Alternative splicing of human mitochondrial C₁-THF synthase transcript. A. Gene structure and splicing pattern. Alternative exon 8a is in the intron between exons 7 and 8. In the 3.6 kb transcript, exon 7 is spliced to exon 8. In the 1.1 kb transcript, exon 7 is spliced to exon 8a. Exon 8a contains a stop codon (black dot) after 15 sense codons, and contains a polyadenylation signal (AATAAA) near its 3′ end. There is no homology between exons 8a and 8. B. Potential protein products. The long transcript is translated into a 978 aa protein, whereas the short transcript is translated into a 275 aa protein.
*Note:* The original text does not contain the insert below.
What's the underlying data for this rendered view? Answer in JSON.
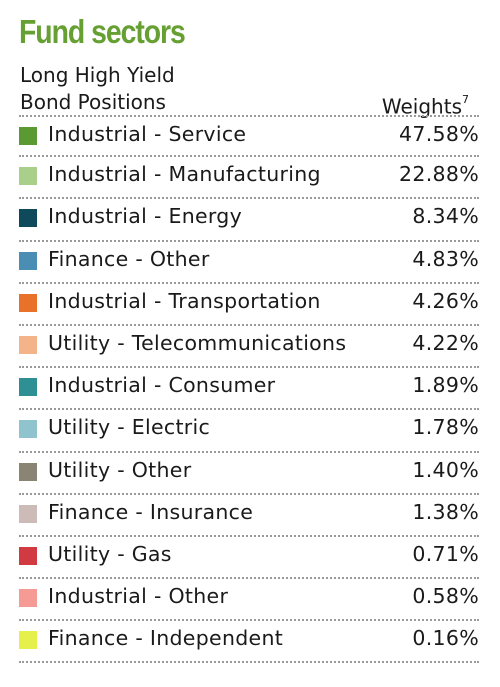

The amino acid sequence of the two proteins is identical through the first 7 exons, encoding 260 aa. The short protein has 15 aa from exon 8a in place of the aa encoded by exon 8. The junction between the dehydrogenase/cyclohydrolase (D/C) and synthetase (SYN) domains is predicted to lie within aa 330-350 (Fig. 2). The asterisk (*) indicates variable 3′ splice site selection at the exon 6/7 junction (see Fig. 8). C. Nucleotide and amino acid sequence of coding sequence of exon 8a. Sequences 3′ to the stop codon not shown.

Figure 8

Variable 3′ splice site selection at exon 6/7 junction. Top, intron/exon junctions for 3′ end of exon 6 and 5′ end of exon 7. The first two nt of the intron, and the alternative AG splice acceptors sites, are underlined. Bottom, alternative splicing products if the first (left) or second (right) AG acceptor site is used. The amino acid sequence encoded by each product is shown below the nt sequence, and the extra codon and amino acid are in bold.